By Kayla Cromer for The LA Times

In “Everything’s Gonna Be Okay,” which premiered on Freeform in January 2020, I play a girl with autism, Matilda, coming of age in high school with some, shall we say, complicated family dynamics. The series creator and my fellow actor on the show, Josh Thomas, built a story that features a neurodiverse cast and explores themes of acceptance, kinship, adolescence, grief, romance and sexuality, and ultimately what it means to be a complicated human in an equally complicated world.

When I first sat down for a table read with the whole cast of “EGBO,” as the first person with autism spectrum disorder to play a lead character with autism on American television, I found support, love and inspiration, building real chemistry even before hitting the set.

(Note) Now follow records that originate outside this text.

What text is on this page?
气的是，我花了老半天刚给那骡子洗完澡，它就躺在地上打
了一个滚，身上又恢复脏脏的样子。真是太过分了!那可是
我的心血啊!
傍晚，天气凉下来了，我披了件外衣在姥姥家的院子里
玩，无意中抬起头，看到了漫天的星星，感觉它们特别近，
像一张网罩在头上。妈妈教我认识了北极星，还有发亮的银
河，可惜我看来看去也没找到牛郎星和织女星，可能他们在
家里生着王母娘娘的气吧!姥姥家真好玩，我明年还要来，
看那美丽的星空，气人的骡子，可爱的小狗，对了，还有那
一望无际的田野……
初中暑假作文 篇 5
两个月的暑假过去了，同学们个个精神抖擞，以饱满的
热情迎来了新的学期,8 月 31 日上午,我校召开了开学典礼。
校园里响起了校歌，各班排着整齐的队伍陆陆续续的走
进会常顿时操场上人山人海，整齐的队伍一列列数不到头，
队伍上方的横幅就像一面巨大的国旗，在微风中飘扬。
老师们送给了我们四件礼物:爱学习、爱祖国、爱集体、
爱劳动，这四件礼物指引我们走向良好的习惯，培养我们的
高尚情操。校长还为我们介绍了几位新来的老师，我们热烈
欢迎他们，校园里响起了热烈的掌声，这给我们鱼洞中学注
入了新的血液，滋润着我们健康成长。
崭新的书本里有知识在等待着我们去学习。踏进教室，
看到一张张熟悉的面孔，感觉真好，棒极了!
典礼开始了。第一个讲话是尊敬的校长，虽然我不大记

It helps that the atmosphere around the show encourages us to bring our whole selves to work: I am able to share my personal experiences and interests with my castmates. When I enter the studio, it’s like seeing family. It’s the best experience of my working life.

This is not to say the journey to inclusion is easy. Growing up with autism, dyslexia and dyscalculia, I’ve never known easy. When I tried to check a Harry Potter book out of the school library as a child, the librarian refused, saying I wouldn’t be able to read it anyway. When I started acting, I was an accomplished master of mimicking neurotypical people to fit in — masking myself to avoid the labels and stereotypes that are a constant for people with autism.

Even now, playing a groundbreaking character in a TV series that practices acceptance of differences, I must face the fact that women with disabilities, especially those with autism, are rarely represented in mainstream media. As Josh commented in a recent panel interview with the Autism Society of America, there are currently no other TV shows with autistic girls. None.